Few weeks ago with some liipers we registered to watch the web performance summit. This is a conference taking place on the web, which is nice as you don't have to physically travel to some remote location to attend the talks. The downside of it being obviously that you cannot meet and talk to people.
The conference runs for a full day (8 hours worth of presentations) and can be viewed live or later on. We didn't manage to stay up till the end of it as the conference was schedule for happening during American day time, which more or less translate to European evening.
Anyway we have already watched a good part of it and another viewing session is about to be schedule soon for those who couldn't attend it.
In general the conference was interesting and the talkers made a good job at presenting their content. I personally found the following talks of particular interest.

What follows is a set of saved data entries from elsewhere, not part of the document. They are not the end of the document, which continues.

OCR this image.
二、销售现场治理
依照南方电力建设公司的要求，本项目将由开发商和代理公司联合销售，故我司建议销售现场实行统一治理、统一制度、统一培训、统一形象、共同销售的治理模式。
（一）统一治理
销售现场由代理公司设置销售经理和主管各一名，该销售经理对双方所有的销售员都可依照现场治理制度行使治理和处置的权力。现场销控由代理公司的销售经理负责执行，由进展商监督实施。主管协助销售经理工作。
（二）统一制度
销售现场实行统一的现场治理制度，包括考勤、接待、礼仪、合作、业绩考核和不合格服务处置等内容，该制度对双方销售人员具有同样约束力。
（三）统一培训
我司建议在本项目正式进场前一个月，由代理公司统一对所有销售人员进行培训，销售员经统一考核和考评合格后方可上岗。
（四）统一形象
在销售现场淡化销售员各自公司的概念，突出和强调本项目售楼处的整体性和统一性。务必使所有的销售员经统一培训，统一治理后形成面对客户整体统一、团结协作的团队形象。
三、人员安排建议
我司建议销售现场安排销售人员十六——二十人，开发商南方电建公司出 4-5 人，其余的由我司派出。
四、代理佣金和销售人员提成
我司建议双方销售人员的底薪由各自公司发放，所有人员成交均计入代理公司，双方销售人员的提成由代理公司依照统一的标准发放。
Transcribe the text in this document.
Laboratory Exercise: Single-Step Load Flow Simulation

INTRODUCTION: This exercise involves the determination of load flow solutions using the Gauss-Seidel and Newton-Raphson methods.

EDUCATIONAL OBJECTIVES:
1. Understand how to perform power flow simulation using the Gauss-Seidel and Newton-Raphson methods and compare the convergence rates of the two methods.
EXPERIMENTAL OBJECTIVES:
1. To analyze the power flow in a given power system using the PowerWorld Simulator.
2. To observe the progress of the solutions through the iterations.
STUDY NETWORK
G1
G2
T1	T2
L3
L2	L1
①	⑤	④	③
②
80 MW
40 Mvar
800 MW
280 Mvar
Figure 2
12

Achieving Better Image Optimization by Billy Hoffman
This talk is about how you can gain performance by properly handling you image resources. Billy goes in every detail to explain us which file format to choose and what compression options are available. In most case he claims that you can reduce your images size by a significant percentage without losing any [viewable] quality.
It is known since some time that compressing your website's assets (js, css, html) is a good thing to do in order to make it faster. What Billy is pointing at, is that, although it is good to compress your css and js and you should still doing it, it would be much more efficient to start compressing your images as they usually represent the biggest part of the bandwidth used to transmit data from your webserver to your the web clients. Usually images account for about 75% of your page weight so reducing this amount will have a bigger impact than reducing the 25% page weight of the other assets.
Then a good part of the talk is dedicated to how to reduce your image size while keeping as much quality as possible. I would recommend any of you to have a look at this talk or at the slides. Even if you cannot remember all details just being aware of those concerns will be of great help to make your site faster.
Improving Request and Response Headers by Kyle Simpson
In this talk Kyle Simpson talks about all those request/response headers that are of little value and can be sometime a waste of bandwidth. Of course anyone would argue that headers are usually small enough to be insignificant compared to the html and images of a web page. But Kyle points out that those extra bytes sent and received can represent a large bandwidth consumption when we are talking about a website with a large audience and many thousand of HTTP requests per day.
One of the biggest waste is due to cookies. This header can get [relatively] big on many website (on average around 200 and 400 bytes). Although every one knows the usefulness of cookie, it is rarely acknowledge that they are useless in 80%, if not more, of your requests. Can anyone tell me what use of cookie can be done when getting a css file or an jpeg image? Bear in mind that the cookies are also sent back with the response, doubling the uselessness of those couple of hundred bytes in such cases.
The solution to this is simply to have your static assets served from another domain than your website. Being on another domain the browser won't send those cookie information and you will save some bandwidth and increase your website speed.
You can have a look here to find a written down version of what Kyle talked about in this talk.
Performance in Business Terms by Joshua Bixby
This talk from Joshua Bixby somehow echoed the keynote I have seen at Phpday 2011 by Steve Souders. In both of them, one of the main argument is that performance is your website's number 1 feature. This is almost contradictory to the popular believe that speed is not important as long as you have a long list of feature.
Well apparently this is wrong. Speed is important and to such an extent that the revenue you generate from your website depends on it. Many studies done by different website and organization (including amazon.com) found a strong correlation between your website's speed and the cash it generates. This is mostly true for merchant website but not only. To make it more general: if your website is fast then users will have pleasure to use and so will use it more. And the more they use it, the better it is. This will trigger more sells, more ad print, and more widespread awareness of your website and so on. So all in all it is good whatever your site business is.
To wrap up I believe that we should get more awareness about those simple things that can make your website faster as we all benefit from it, our users are happier, we spare on resources (bandwidth, storage, electrical) and we have a chance to increase our business (in the most general sense of it).